Fardage : le fardage désigne la prise au vent d’un bateau ou d’un navire. On peut éventuellement augmenter la prise au vent de l’arrière ou de l’avant d’un kayak, en ajoutant un sac sur la pointe arrière ou sur la pointe avant. Pour compenser le dérapage de l’arrière d’un kayak ardent, on peut ajouter un sac sur le pont avant. Pour compenser le dérapage de l’avant d’un kayak mou, on peut ajouter un sac sur le pont arrière.
Chargement : la charge des caissons avant et arrière doit être équilibrée de façon précise, afin de ne pas modifier le comportement du kayak. Pour cela, quand je prépare une randonnée, je place d’abord mon kayak vide, bien centré, sur le chariot. Le chariot étant placé exactement sous le centre de gravité du kayak, en principe le centre de gravité du kayak se trouve sous le siège. Je vérifie que le kayak est parfaitement centré sur le chariot en inclinant le kayak du côté pointe avant, puis du côté pointe arrière, le comportement des deux pointes doit être le même. Ensuite, je charge les caissons du kayak pour qu’au final l’équilibre initial soit retrouvé à la fin du chargement.
L’allure : désigne la direction du voilier par rapport au vent : vent debout 0°, près 30°, bon plein 60°, travers ou largue 90°, grand largue 120°, vent arrière 180°.
L’assiette : en architecture navale, l’assiette désigne l’inclinaison longitudinale d’un navire sur l’eau, par rapport au plan horizontal.

 

En conclusion, le kayak ardent, équipé d’une dérive rétractable placée à l’arrière, est adaptable à toutes les allures : 
– Dérive rentrée, le kayak ardent garde bien son cap quand on navigue vent debout.
– Dérive plus ou moins sortie, selon la force du vent de travers, le kayak ardent devient neutre et garde bien son cap par vent de travers.
– Dérive complètement sortie, le kayak ardent devient mou et garde bien son cap aux allures portantes (avec vent arrière).

 

 

 Croquis illustrant trois façons types de compenser le lof d’un kayak ardent ;

Kayak de mer ardent, rendu neutre par l’emploi de la dérive. Kayak de mer ardent, rendu neutre par l’ajout de lest à l’arrière. Kayak de mer ardent, rendu neutre par l’ajout d’un sac sur le pont avant.
Kayak de mer ardent, rendu neutre par l’emploi de la dérive. Kayak de mer ardent, rendu neutre par l’ajout de lest à l’arrière. Kayak de mer ardent, rendu neutre par l’ajout d’un sac vide et gonflé sur le pont avant, cette dernière méthode fonctionne, mais à l’inconvénient d’encore accentuer la dérive causée par le vent.

 

 

 

 

 

 

 

 

 

Si la dérive est cassée, on peut chercher un morceau de bois sur l’estran pour fabriquer une dérive de fortune avec un morceau de bois calé dans le puits de dérive avec des bouts de bois ou des cailloux ou des algues (Voir http://www.randokayak.com/wp-content/gallery/20160612-tevennec-armen/P6120056-mise-en-place-de-la-derive.JPG et http://www.randokayak.com/wp-content/gallery/20160612-tevennec-armen/P6120058-elle-est-fixee.JPG ) .

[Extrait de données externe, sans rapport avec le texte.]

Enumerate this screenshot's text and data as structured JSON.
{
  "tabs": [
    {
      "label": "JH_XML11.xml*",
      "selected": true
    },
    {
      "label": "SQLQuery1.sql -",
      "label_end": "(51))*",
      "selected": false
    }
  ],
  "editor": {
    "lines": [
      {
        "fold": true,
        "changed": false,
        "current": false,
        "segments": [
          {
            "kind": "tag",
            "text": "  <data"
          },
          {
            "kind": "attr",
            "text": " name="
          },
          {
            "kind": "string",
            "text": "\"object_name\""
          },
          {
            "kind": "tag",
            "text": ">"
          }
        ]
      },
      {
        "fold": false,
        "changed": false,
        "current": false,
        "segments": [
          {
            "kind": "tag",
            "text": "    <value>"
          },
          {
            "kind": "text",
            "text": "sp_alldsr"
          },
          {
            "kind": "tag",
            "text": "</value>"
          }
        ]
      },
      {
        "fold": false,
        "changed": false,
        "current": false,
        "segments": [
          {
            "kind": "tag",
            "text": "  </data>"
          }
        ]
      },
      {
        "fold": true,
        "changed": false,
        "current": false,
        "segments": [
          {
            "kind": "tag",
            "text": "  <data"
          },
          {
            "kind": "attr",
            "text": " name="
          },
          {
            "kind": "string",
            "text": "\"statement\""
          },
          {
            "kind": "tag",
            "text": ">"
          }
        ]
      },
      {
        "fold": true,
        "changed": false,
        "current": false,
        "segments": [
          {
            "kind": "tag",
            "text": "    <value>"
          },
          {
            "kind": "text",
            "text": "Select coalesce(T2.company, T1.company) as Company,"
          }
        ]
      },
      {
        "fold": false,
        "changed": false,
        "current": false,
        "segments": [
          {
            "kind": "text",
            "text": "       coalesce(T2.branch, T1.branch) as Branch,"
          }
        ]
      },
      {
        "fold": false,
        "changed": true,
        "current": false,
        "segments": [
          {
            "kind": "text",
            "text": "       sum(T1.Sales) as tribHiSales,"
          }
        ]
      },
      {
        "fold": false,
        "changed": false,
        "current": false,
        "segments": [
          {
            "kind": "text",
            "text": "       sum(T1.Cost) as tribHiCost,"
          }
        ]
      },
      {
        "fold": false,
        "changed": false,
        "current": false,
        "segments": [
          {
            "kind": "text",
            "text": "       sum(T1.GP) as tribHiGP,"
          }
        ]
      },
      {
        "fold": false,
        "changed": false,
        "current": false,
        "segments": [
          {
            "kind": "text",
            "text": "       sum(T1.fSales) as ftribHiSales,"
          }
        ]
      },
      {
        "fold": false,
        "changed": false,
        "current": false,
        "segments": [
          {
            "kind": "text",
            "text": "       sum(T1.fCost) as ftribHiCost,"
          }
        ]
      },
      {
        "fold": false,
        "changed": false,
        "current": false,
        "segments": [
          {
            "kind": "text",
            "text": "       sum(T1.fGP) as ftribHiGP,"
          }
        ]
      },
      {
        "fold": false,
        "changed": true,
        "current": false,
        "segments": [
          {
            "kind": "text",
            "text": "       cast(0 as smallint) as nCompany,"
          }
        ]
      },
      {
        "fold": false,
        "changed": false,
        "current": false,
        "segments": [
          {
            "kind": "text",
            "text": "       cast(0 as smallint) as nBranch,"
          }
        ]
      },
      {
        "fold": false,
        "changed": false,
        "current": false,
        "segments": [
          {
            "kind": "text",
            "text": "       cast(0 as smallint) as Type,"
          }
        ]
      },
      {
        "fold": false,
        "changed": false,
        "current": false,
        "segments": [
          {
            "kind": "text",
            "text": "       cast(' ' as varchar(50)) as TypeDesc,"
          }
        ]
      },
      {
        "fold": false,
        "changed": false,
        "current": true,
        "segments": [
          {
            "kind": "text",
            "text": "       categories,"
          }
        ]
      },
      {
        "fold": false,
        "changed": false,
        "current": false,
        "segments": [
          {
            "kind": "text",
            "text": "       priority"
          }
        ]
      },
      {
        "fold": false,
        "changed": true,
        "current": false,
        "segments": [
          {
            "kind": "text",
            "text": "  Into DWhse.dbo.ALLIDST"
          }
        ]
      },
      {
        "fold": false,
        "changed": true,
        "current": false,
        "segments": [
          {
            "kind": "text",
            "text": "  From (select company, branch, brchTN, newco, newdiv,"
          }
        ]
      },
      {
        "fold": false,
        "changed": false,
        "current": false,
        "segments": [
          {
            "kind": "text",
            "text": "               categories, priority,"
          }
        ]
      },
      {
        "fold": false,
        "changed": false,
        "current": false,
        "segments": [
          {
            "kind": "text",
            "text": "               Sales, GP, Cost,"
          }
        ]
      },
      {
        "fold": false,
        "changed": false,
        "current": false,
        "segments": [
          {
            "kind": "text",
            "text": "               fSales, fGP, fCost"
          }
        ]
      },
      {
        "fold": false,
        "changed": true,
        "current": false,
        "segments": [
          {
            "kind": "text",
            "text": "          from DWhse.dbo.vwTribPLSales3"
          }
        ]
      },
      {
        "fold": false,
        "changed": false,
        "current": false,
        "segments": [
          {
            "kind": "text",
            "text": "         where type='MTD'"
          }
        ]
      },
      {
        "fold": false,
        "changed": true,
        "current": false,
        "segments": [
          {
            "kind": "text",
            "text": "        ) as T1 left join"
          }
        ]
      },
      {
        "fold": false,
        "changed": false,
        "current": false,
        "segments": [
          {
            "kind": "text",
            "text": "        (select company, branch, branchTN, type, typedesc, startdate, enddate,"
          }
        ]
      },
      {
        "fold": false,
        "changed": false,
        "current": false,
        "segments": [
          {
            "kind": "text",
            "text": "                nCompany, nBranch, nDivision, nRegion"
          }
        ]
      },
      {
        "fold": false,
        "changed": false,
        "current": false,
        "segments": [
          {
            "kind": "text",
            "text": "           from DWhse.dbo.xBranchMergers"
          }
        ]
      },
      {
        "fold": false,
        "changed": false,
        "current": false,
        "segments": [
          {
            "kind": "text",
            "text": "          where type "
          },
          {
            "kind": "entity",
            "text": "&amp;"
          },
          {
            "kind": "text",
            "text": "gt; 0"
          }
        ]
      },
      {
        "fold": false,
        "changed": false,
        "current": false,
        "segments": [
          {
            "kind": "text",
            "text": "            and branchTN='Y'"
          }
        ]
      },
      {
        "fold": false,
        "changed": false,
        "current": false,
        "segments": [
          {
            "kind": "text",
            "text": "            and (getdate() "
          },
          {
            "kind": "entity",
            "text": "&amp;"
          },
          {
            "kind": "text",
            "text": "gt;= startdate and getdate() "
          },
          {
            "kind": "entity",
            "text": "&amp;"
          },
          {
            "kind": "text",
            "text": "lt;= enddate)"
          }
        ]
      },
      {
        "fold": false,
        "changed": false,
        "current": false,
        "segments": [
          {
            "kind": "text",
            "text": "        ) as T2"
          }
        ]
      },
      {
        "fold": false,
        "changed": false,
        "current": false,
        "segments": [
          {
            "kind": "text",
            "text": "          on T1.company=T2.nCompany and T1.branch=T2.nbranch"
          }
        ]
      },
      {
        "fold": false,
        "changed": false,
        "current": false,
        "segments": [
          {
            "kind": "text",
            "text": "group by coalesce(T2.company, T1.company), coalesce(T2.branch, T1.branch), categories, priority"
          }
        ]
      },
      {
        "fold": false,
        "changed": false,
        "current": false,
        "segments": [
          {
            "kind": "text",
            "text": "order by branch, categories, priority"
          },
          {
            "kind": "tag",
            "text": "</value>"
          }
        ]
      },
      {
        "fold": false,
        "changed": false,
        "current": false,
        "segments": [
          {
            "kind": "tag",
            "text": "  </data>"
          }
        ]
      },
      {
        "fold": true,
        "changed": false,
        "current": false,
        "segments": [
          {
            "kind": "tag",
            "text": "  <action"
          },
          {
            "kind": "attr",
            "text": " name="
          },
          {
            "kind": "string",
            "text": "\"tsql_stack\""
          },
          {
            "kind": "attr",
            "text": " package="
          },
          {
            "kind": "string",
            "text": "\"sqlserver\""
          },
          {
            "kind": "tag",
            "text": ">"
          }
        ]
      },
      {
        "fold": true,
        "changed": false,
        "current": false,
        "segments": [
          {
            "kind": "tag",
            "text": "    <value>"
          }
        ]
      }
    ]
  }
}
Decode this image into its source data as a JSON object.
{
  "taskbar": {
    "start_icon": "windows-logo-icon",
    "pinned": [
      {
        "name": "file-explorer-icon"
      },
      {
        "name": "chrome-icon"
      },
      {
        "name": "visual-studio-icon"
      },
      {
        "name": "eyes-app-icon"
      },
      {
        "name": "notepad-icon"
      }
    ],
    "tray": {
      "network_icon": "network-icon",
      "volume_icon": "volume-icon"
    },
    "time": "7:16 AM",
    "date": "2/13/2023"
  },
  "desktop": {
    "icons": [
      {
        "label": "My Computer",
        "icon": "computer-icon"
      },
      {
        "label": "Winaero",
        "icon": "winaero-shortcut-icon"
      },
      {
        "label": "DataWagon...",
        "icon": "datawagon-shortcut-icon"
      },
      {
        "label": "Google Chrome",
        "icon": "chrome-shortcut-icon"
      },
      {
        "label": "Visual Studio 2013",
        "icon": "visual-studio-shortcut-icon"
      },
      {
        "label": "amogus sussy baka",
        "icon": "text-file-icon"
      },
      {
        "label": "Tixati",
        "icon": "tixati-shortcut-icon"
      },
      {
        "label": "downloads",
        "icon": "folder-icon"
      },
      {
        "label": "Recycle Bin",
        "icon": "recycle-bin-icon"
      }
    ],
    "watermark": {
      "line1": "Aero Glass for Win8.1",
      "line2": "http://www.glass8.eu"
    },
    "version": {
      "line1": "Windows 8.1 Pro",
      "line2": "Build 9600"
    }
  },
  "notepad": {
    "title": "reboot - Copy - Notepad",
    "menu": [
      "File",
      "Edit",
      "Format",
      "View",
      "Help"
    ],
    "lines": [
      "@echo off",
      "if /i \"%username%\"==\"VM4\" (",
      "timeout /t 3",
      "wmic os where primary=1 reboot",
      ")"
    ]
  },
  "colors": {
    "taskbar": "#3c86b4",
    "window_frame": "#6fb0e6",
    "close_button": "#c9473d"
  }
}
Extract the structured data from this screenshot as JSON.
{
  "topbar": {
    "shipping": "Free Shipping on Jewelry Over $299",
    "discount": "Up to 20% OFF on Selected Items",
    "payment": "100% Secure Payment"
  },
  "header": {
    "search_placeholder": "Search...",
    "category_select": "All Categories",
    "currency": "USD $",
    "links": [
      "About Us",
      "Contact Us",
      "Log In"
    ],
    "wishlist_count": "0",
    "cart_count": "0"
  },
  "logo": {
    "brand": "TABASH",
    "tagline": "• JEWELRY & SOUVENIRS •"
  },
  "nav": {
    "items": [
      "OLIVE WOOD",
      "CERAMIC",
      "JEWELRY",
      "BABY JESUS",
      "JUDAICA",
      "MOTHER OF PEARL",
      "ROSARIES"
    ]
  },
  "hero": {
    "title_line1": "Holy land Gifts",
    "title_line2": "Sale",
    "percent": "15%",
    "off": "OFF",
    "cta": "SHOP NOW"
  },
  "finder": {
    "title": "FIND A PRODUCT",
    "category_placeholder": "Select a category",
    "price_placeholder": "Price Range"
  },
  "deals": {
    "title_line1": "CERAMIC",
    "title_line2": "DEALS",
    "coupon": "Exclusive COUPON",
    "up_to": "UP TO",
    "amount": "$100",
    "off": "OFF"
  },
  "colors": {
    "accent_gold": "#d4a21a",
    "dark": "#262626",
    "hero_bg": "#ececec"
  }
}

Pour obtenir un comportement presque neutre de mon kayak Xplore-L (5,50 mètres), qui est ardent, je  leste sa pointe arrière avec une vache à eau de 10 litres, cela modifie l’assiette du kayak en faisant monter la pointe avant. En ancrant plus la pointe arrière avec du lest, je rends l’ancrage de la pointe arrière égal à celui de la pointe avant alors que j’avance en pagayant. Ainsi lesté, l’Xplore-L garde son cap par vent latéral.

Si on n’a rien pour lester l’arrière alors que la dérive est cassée, on peut aussi augmenter le fardage (la prise au vent) de l’avant d’un kayak ardent pour le rendre neutre. En ajoutant un sac vide, gonflé au maximum, sur le pont avant, ainsi on augmente le fardage (la prise au vent) de la pointe avant, on rend le dérapage de la pointe avant égal au dérapage de la pointe arrière. L’inconvénient c’est que le dérapage du kayak étant encore accentué, cela rallonge la route.

Auteur : Jean-François Delcamp

En dehors de sa passion pour le kayak, Jean-François Delcamp est professeur de guitare classique au Conservatoire de Brest métropole.

2 réflexions sur « Le kayak de mer par vent de travers : ardent, neutre, mou »

  1. Pour l’instant, un simple merci! Vos explications me semblent toutes très claires. Reste à les assimiler et à les mettre en pratique. A plus j’espère.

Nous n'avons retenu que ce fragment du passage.